To yield key-value paris, use items()
method (use iteritems()
method if you use Python 2.x):
for player, score in pickle.load(f).items():
print("Player: ", k, " scored : ", v)
To get multiple dictionaries out, you need to loop:
with open("high_score.dat", "r") as f:
try:
while True:
for player, score in pickle.load(f).items():
# print("Player: ", k, " scored : ", v) # k, v - typo
print("Player: ", player, " scored : ", score)
except EOFError:
pass
BTW, if you use with
statement, you don't need to close the file yourself.
# f.close # This line is not necessary. BTW, the function call is missing `()`
Upvotes: 2
Reputation: 10493
I've done a few fixes to make your code work under Python 2 (no Python 3 is available, sorry). Several places were changed. Here it is with some notes:
#!/bin/python2
import pickle
# store the scores in a pickled file
def save_scores(player, score):
f = open("high_score.dat", "wb") # "wb" mode instead of "ab" since there is no obvious way to split pickled objects (surely you can make it, but it seems a bit hard subtask for such task)
d = {player:score}
pickle.dump(d, f)
f.close() # f.close is a method; to call it you should write f.close()
# print all the scores from the file
def print_scores():
# this is the part that I can't get to work!
with open("high_score.dat", "rb") as f: # "rb" mode instead of "r" since if you write in binary mode than you should read in binary mode
try:
scores = pickle.load(f)
for player, score in scores.iteritems(): # Iterate through dict like this in Python 2
print("Player: ", player, " scored : ", score) # player instead of k and score instead of v variables
except EOFError:
pass
# f.close -- 1. close is a method so use f.close(); 2. No need to close file as it is already closed after exiting `where` expression.
def main():
player_name = raw_input("Enter a name: ") # raw_input instead of input - Python 2 vs 3 specific
player_score = raw_input("Enter a score: ")
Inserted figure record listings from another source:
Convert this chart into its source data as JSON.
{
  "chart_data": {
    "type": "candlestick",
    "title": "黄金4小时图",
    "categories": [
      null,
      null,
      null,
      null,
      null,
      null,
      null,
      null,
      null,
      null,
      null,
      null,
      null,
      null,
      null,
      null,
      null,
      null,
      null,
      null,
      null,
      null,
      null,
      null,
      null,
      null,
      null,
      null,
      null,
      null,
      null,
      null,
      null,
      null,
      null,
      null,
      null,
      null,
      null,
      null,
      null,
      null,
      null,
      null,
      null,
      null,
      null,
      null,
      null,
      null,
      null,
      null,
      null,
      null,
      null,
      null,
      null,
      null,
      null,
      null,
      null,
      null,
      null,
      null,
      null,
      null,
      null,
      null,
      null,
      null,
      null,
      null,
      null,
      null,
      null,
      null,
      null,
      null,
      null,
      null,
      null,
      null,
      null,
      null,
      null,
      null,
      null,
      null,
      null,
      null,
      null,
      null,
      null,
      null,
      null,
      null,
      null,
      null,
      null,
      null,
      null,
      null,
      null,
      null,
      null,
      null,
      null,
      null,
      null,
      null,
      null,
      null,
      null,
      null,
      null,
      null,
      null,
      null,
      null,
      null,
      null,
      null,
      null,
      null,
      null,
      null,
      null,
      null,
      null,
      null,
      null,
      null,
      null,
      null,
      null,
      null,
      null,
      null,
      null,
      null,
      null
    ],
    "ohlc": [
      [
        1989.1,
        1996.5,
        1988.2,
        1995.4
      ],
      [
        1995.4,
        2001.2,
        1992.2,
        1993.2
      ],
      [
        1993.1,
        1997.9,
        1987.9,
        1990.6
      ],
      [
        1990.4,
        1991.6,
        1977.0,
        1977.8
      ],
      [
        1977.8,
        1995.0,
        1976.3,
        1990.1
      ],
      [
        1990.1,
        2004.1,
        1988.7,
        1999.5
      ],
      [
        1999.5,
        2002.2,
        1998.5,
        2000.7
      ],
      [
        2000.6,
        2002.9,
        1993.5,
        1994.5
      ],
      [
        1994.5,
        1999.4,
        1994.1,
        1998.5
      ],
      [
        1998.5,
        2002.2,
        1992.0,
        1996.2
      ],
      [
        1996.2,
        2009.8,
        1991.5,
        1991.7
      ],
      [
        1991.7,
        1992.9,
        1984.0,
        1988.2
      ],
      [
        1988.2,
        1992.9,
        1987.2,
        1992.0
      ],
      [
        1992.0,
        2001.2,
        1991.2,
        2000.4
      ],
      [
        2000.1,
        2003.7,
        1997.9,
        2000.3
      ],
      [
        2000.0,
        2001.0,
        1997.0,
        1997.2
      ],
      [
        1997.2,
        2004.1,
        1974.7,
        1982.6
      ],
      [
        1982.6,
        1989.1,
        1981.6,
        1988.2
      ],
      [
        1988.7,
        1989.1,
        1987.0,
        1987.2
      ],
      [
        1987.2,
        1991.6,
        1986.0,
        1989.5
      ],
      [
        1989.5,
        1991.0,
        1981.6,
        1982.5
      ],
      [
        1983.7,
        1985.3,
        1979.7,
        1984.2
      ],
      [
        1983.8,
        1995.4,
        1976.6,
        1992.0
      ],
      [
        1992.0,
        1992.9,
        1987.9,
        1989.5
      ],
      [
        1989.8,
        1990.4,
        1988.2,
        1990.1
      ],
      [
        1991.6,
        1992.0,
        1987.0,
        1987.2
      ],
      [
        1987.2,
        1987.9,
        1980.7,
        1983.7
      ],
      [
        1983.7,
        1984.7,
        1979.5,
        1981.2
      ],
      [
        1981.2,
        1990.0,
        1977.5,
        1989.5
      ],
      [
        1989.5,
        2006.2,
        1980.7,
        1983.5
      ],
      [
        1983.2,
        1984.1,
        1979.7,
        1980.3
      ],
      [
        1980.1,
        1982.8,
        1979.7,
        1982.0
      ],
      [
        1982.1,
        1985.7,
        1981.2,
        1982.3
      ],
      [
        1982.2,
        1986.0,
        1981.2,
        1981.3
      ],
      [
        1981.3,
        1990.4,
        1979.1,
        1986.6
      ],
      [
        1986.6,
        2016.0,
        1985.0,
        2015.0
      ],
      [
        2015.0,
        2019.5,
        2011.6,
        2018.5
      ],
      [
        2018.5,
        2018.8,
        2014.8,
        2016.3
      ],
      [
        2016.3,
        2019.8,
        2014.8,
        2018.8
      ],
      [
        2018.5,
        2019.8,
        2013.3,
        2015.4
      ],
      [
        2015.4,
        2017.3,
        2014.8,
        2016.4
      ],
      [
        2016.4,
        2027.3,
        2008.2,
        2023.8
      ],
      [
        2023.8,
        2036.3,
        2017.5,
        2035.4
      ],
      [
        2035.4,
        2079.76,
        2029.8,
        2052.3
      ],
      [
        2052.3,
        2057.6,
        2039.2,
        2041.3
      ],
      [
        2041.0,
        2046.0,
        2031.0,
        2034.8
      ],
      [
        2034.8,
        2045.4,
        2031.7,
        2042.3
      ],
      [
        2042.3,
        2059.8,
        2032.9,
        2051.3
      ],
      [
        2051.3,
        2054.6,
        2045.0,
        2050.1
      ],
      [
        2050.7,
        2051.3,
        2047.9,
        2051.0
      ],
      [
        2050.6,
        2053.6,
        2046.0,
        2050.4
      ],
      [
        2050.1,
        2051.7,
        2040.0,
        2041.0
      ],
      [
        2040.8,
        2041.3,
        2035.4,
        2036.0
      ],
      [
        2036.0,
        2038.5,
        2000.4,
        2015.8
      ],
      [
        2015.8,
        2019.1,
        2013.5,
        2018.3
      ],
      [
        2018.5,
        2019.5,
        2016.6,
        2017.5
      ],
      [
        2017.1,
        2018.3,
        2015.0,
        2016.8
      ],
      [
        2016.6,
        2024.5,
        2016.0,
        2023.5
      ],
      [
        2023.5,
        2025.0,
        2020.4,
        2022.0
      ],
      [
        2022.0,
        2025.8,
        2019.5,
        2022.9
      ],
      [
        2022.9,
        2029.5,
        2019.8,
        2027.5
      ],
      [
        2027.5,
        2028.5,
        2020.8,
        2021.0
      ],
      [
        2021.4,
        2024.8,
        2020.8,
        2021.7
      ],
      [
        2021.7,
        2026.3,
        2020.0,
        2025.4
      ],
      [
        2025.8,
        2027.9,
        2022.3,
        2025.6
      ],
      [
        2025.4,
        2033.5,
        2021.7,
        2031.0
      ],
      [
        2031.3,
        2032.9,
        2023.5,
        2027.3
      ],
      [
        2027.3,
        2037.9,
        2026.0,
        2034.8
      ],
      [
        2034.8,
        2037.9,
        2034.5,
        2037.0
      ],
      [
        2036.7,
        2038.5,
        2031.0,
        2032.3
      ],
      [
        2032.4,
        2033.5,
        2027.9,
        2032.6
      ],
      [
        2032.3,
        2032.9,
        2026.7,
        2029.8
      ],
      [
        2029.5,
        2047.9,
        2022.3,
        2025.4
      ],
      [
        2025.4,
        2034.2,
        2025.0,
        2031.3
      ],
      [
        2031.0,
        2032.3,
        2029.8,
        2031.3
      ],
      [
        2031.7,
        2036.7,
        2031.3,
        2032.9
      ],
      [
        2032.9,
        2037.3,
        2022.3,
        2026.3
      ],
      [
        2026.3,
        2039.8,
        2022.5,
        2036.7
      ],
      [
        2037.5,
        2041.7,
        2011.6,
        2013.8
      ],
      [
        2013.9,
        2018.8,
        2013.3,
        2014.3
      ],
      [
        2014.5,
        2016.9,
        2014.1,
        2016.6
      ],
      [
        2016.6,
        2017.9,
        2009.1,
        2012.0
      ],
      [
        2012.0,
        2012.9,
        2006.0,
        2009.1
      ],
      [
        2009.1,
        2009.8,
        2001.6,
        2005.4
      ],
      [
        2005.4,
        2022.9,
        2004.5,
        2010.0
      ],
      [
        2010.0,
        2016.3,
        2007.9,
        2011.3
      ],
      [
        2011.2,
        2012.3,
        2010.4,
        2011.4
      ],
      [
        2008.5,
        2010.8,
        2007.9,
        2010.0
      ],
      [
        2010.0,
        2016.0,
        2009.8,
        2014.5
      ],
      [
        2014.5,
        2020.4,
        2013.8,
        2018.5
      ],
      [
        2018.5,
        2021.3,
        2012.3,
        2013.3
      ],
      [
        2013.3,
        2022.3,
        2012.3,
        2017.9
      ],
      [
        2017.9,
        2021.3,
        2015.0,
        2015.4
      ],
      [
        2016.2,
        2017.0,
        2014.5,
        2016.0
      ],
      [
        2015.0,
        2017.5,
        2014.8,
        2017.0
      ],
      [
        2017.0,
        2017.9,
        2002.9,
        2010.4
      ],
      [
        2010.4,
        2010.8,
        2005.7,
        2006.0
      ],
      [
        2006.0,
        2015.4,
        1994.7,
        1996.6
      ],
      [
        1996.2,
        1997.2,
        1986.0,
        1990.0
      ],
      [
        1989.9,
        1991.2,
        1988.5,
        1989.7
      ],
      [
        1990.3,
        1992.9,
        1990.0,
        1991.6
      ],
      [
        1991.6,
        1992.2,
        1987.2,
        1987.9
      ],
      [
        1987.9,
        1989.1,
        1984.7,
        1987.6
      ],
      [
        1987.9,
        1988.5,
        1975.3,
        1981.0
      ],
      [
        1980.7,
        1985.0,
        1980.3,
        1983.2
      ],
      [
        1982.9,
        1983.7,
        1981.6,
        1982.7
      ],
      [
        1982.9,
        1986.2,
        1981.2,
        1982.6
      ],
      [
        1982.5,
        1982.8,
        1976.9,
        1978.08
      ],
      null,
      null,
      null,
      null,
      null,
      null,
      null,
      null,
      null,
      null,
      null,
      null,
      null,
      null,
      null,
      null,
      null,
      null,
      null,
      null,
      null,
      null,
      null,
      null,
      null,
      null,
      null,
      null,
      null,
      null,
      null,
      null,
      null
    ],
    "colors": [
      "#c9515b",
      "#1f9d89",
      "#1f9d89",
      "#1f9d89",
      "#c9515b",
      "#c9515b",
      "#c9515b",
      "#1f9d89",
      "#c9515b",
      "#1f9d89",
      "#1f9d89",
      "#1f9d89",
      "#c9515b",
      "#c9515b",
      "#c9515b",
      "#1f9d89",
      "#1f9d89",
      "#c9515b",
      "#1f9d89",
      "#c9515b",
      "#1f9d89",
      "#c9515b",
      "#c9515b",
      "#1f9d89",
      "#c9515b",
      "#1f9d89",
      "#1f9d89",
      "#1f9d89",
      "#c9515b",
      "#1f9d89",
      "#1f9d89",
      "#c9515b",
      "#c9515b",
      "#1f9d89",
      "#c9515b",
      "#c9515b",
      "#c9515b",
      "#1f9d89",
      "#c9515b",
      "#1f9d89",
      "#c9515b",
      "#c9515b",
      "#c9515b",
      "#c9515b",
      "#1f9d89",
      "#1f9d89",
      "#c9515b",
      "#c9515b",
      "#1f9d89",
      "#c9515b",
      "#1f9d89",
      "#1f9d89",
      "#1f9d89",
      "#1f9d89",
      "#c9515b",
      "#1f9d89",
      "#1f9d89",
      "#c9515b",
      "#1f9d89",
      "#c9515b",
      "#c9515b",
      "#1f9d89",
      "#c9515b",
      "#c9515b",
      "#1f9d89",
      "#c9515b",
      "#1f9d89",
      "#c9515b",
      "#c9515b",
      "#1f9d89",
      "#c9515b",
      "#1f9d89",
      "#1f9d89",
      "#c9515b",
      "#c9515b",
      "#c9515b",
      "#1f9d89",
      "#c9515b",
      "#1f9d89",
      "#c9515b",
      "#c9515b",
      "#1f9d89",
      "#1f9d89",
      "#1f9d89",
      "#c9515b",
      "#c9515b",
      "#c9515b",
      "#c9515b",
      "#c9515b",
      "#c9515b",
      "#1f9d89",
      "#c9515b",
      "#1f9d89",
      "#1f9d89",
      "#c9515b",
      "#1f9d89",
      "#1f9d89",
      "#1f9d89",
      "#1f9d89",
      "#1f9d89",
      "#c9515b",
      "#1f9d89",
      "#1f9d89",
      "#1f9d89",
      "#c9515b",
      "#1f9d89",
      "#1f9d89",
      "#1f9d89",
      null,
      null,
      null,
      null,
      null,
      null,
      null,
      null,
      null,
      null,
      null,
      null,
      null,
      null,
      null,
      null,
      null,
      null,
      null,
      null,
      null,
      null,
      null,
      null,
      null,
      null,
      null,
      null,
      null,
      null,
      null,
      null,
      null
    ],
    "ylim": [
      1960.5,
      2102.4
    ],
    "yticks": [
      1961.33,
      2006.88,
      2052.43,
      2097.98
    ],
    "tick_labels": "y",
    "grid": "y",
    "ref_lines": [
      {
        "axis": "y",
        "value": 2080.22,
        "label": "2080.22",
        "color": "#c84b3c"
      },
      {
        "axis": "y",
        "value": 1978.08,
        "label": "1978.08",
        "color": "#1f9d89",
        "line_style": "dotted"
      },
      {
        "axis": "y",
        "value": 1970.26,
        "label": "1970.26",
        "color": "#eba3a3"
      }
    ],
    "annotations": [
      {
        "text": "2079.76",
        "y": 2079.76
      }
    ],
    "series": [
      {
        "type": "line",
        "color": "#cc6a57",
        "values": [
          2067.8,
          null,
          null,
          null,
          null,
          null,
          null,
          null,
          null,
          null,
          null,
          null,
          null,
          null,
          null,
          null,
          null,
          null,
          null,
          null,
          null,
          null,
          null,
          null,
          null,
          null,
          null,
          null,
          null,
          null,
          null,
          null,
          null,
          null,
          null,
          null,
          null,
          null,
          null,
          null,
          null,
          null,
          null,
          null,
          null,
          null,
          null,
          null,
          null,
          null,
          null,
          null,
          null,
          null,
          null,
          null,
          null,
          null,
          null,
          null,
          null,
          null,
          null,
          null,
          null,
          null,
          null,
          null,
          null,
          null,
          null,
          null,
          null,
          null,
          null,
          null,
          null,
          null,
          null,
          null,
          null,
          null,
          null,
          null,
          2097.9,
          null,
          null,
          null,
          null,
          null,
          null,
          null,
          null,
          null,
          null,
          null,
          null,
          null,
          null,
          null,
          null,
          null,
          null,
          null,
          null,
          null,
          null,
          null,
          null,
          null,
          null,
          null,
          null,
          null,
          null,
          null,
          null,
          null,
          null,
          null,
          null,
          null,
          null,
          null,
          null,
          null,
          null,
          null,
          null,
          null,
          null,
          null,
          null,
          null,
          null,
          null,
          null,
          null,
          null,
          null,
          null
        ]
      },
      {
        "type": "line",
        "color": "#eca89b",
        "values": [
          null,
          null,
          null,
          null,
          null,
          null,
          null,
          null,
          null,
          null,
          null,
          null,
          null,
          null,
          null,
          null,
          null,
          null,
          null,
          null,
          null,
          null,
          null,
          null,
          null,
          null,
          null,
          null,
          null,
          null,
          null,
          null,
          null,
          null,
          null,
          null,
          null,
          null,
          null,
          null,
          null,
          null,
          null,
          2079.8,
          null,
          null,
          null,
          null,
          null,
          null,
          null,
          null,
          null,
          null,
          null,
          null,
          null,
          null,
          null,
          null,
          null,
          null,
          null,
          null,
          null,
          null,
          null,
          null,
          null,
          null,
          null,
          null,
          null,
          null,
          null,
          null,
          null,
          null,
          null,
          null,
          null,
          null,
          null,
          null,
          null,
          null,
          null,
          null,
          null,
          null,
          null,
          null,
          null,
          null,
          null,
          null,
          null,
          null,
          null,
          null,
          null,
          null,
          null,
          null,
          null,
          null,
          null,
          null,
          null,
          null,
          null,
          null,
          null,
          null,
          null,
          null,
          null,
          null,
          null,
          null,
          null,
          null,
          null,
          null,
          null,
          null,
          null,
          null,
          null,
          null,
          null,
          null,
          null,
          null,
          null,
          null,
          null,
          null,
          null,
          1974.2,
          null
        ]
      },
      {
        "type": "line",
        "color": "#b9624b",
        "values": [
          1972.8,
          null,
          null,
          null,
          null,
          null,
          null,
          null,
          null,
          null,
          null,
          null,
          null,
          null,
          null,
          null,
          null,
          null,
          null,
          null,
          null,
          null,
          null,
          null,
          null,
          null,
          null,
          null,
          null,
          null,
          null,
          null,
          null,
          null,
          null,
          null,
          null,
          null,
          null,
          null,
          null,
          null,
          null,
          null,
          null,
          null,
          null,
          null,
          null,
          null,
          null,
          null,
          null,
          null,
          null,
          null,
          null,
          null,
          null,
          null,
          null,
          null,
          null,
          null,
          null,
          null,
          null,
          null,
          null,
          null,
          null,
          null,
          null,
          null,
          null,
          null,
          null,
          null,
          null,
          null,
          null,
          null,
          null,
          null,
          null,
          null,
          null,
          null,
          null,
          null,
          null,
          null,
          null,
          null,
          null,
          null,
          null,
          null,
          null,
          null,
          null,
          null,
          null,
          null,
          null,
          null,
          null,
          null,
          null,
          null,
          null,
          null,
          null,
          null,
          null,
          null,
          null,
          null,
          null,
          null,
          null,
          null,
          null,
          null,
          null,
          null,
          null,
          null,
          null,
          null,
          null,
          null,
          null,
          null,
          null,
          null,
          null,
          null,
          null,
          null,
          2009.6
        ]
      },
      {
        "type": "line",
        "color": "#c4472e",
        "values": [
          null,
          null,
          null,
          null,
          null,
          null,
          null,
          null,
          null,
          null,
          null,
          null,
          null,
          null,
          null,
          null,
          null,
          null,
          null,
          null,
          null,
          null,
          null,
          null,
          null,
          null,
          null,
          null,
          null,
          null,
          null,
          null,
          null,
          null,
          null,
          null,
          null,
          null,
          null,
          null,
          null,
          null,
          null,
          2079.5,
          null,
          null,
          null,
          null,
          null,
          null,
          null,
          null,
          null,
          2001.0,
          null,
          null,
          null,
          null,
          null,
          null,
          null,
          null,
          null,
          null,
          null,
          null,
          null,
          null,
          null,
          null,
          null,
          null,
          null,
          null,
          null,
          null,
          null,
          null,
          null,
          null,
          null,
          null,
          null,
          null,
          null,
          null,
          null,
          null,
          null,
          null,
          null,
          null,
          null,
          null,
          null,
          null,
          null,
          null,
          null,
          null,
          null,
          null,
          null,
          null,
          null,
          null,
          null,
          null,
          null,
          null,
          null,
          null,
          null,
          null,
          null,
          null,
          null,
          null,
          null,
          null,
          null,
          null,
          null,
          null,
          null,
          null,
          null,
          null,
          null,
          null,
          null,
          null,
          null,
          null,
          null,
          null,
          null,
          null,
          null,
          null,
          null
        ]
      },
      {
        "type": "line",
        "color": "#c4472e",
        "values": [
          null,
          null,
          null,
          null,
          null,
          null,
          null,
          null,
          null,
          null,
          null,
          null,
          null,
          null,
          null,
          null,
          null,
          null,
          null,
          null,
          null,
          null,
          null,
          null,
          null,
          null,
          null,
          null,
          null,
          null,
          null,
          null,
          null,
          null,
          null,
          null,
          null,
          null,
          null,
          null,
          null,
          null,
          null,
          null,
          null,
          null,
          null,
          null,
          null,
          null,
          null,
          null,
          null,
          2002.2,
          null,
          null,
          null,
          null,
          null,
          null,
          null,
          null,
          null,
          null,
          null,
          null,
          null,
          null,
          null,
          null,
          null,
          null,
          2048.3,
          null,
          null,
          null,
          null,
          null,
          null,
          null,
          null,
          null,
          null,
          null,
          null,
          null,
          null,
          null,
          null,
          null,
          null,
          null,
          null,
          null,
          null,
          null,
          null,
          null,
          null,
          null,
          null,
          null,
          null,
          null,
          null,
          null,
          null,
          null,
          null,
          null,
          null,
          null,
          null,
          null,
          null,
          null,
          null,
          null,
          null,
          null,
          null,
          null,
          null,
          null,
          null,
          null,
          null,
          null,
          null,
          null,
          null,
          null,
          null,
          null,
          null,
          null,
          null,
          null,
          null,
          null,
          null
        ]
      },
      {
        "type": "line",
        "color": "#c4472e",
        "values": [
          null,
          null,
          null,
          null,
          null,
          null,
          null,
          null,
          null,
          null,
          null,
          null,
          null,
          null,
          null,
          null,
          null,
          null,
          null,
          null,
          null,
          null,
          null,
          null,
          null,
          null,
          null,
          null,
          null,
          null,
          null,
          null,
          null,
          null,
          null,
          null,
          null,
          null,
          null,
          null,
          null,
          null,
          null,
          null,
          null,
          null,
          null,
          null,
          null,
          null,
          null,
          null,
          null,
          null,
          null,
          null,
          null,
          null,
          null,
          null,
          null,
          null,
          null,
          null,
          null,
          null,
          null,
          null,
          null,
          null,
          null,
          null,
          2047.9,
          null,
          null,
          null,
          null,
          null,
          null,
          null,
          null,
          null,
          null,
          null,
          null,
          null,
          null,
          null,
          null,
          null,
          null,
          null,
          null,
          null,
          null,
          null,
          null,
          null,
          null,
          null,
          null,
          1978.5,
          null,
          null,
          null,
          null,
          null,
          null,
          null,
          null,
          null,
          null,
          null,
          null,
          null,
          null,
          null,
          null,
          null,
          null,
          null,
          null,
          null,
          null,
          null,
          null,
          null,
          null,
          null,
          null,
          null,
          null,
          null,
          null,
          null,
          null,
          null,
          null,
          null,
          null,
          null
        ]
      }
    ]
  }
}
save_scores(player = player_name, score = player_score)
print_scores()
main()
raw_input("\nPress the Enter key to exit")
Upvotes: 1
Reputation: 7380
pickle.load
will return your dictionary ({player:score}
)
this code:
for player, score in pickle.load(f):
will try to unpack the returned value as a tuple. Also, since you ignore the exception it will be hard to tell what went wrong.